Despite all the upsides to alternative dispute resolution, one arguable downside can be that it's often extremely difficult to challenge the results of a binding arbitration. This means that the parties opting to resolve divorce issues through binding arbitration rather than in court can't appeal the arbitrator's decision to the same extent that they would be able to appeal a court decision.

Of all divorce related decisions, custody awards can be the most hotly contested, and the most likely to be appealed. So, should parents be allowed to settle these issues outside the range of court challenge?

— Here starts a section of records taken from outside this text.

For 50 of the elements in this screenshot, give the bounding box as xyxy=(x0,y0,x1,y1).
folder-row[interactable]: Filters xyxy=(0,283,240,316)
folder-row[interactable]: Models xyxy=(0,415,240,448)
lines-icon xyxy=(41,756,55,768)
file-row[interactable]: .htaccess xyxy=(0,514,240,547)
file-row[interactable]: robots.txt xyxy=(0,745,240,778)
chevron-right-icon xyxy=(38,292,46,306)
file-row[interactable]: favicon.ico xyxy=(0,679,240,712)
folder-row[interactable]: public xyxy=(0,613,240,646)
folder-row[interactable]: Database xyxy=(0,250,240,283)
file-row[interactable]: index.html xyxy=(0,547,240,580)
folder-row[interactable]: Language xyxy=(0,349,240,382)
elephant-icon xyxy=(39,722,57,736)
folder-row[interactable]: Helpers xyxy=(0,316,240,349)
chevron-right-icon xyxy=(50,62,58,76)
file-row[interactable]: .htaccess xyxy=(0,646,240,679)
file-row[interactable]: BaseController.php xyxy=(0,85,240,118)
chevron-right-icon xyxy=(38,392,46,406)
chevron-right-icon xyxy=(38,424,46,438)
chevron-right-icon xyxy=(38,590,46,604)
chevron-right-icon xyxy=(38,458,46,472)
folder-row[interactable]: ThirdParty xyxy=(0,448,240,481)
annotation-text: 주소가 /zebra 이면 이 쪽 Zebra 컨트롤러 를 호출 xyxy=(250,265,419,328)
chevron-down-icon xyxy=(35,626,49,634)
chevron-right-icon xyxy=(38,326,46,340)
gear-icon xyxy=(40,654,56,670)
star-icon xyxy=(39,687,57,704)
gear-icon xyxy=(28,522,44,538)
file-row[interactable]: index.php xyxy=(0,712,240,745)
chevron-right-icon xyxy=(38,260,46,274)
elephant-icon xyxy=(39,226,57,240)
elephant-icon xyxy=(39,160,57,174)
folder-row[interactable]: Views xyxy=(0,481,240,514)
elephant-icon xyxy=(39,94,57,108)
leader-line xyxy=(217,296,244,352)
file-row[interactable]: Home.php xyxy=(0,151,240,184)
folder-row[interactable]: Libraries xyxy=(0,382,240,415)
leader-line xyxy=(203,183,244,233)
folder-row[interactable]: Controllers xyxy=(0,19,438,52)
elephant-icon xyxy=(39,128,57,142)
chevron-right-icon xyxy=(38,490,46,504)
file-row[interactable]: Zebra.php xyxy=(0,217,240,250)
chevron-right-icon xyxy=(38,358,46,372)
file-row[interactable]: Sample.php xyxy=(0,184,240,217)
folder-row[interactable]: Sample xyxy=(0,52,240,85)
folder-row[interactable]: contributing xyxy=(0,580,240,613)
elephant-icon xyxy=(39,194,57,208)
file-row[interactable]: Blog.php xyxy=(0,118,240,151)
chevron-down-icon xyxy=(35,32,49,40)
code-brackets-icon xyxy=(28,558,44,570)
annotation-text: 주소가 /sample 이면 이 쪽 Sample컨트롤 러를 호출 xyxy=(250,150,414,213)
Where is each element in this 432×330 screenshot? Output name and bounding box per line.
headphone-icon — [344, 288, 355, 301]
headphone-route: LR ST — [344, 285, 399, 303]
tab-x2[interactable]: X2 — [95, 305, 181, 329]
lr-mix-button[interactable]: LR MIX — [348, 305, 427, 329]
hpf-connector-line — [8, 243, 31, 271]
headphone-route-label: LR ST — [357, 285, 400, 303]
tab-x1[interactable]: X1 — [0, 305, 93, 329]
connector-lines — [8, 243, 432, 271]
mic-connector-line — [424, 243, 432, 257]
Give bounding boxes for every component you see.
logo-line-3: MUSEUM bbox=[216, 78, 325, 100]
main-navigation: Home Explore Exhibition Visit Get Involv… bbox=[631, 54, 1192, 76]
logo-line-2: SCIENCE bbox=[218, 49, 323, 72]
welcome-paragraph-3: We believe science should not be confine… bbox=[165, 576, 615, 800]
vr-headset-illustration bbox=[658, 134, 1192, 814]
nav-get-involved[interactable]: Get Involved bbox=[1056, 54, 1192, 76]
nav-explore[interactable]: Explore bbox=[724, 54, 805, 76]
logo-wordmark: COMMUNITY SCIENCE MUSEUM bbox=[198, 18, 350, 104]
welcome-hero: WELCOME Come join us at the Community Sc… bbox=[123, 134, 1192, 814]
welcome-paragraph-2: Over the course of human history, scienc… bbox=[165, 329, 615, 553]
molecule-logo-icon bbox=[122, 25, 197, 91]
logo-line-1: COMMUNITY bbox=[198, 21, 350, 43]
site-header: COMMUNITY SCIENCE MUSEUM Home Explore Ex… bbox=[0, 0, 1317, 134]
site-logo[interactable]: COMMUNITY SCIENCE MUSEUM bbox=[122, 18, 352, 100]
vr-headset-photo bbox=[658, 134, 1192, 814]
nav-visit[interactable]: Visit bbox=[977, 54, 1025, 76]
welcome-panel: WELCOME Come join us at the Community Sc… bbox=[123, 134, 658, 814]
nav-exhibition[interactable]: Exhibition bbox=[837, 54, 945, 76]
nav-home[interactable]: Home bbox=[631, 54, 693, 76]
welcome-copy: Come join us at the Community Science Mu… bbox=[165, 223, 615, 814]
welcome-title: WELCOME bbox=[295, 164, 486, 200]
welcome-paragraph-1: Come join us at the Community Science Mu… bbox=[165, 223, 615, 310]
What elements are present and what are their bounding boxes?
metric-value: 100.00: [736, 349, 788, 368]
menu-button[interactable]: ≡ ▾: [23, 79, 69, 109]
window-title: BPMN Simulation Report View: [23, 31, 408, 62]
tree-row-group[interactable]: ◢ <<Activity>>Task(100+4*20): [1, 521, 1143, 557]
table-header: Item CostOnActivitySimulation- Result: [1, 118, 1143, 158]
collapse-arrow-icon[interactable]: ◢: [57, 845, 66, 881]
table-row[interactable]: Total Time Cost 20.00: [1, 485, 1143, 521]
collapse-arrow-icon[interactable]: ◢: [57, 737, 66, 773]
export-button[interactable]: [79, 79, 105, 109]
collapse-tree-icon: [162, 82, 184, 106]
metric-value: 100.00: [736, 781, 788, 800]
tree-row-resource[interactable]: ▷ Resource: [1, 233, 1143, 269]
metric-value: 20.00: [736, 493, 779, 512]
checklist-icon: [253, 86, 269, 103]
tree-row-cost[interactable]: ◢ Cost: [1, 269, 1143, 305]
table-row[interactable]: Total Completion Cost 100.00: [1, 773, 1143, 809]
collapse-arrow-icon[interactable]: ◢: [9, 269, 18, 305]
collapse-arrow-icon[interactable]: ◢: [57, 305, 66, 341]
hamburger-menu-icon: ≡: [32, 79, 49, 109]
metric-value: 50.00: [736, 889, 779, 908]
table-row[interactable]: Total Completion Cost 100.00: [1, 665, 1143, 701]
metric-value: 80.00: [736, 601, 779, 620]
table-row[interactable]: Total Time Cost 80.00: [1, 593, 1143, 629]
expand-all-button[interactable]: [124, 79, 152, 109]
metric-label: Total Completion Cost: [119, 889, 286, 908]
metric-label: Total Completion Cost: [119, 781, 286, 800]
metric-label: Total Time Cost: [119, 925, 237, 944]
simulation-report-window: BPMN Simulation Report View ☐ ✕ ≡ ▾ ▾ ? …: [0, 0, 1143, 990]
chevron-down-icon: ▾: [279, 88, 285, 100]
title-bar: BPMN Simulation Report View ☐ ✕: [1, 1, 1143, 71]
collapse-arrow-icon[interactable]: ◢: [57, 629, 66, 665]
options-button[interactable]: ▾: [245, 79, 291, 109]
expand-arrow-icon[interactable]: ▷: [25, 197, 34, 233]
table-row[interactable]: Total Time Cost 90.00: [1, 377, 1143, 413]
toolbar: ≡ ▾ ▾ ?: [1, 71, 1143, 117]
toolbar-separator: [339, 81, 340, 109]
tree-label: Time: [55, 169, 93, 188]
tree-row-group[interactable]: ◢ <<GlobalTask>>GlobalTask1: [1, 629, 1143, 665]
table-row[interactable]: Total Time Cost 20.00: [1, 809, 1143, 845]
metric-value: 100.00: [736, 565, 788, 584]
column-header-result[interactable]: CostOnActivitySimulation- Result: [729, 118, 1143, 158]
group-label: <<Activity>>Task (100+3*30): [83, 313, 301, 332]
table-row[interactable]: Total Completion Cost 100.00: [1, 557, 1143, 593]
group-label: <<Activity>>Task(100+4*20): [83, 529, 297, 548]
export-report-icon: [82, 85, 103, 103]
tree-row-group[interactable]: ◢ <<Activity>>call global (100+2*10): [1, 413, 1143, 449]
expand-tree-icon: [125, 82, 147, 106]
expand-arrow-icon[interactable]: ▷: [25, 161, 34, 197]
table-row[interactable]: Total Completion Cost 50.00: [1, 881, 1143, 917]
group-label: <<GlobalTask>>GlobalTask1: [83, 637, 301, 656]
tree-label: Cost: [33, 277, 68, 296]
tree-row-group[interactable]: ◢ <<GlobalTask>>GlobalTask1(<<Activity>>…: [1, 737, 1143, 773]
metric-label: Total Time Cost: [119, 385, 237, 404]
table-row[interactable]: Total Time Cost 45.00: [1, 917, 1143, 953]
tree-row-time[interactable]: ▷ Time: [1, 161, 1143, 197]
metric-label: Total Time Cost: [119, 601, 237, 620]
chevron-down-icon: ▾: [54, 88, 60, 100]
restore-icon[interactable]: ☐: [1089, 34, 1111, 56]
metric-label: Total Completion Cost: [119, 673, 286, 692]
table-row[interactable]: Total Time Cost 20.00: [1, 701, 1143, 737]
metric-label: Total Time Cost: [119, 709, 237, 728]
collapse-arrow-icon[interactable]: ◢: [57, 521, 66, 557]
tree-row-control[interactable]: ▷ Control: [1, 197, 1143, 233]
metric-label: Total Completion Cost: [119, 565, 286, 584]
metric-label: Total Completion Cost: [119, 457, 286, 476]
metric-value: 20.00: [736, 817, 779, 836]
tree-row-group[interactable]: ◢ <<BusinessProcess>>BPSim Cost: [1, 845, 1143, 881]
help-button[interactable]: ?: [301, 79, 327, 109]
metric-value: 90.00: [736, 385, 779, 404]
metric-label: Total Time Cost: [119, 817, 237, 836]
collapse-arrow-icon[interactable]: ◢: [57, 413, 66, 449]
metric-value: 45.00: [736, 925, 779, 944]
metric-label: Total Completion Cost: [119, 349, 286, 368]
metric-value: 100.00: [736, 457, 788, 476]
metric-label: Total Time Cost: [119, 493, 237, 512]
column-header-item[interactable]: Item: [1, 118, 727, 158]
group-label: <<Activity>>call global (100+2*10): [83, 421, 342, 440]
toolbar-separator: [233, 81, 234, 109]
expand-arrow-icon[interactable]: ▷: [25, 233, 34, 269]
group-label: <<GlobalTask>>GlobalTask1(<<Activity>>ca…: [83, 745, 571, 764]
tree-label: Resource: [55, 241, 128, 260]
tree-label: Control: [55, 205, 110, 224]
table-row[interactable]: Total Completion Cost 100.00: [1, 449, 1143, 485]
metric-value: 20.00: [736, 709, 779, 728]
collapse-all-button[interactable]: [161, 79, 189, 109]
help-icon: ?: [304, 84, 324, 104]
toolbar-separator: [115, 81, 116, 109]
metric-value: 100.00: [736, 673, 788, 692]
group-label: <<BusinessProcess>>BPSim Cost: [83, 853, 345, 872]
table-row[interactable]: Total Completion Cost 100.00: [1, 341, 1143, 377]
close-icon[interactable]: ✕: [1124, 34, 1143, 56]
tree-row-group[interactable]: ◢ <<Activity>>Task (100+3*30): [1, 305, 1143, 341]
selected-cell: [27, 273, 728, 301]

Today, in its unanimous decision, the New Jersey Supreme Court said yes. According to the court's opinion, it joins the majority of states that have faced the question, including Colorado, Michigan and Pennsylvania.

The court held that parents' rights to freely raise their children without undue judicial interference mean that parents can agree to arbitrate custody battles. It carved out an exception where the court can step in if a case is made that the arbitration decision poses a threat of harm to the child.

Couples wishing to use arbitration to settle custody (or any other issues), should pay strict attention to the reason why the court held that this particular couple's arbitration could not stand -- they didn't have a written agreement to arbitrate. Under New Jersey law (as well as many other states), for an arbitration to be binding, the parties must agree to arbitration voluntarily and with knowledge of the rights to judicial review they are waiving. As the court made clear for New Jersey, the agreement must be in writing.

States can also have special rules for the arbitration of custody and visitation disputes. As announced today, New Jersey now requires arbitrators of custody and visitation cases to keep a record of all documentary evidence. Additionally, all testimony must be recorded verbatim, and the arbitrator must record findings of fact and conclusions of law with a focus on the best-interests of the child.

While properly agreed and documented arbitrations can avoid almost all court challenges, courts can throw out arbitration decisions that fail to meet these heightened evidentiary standards.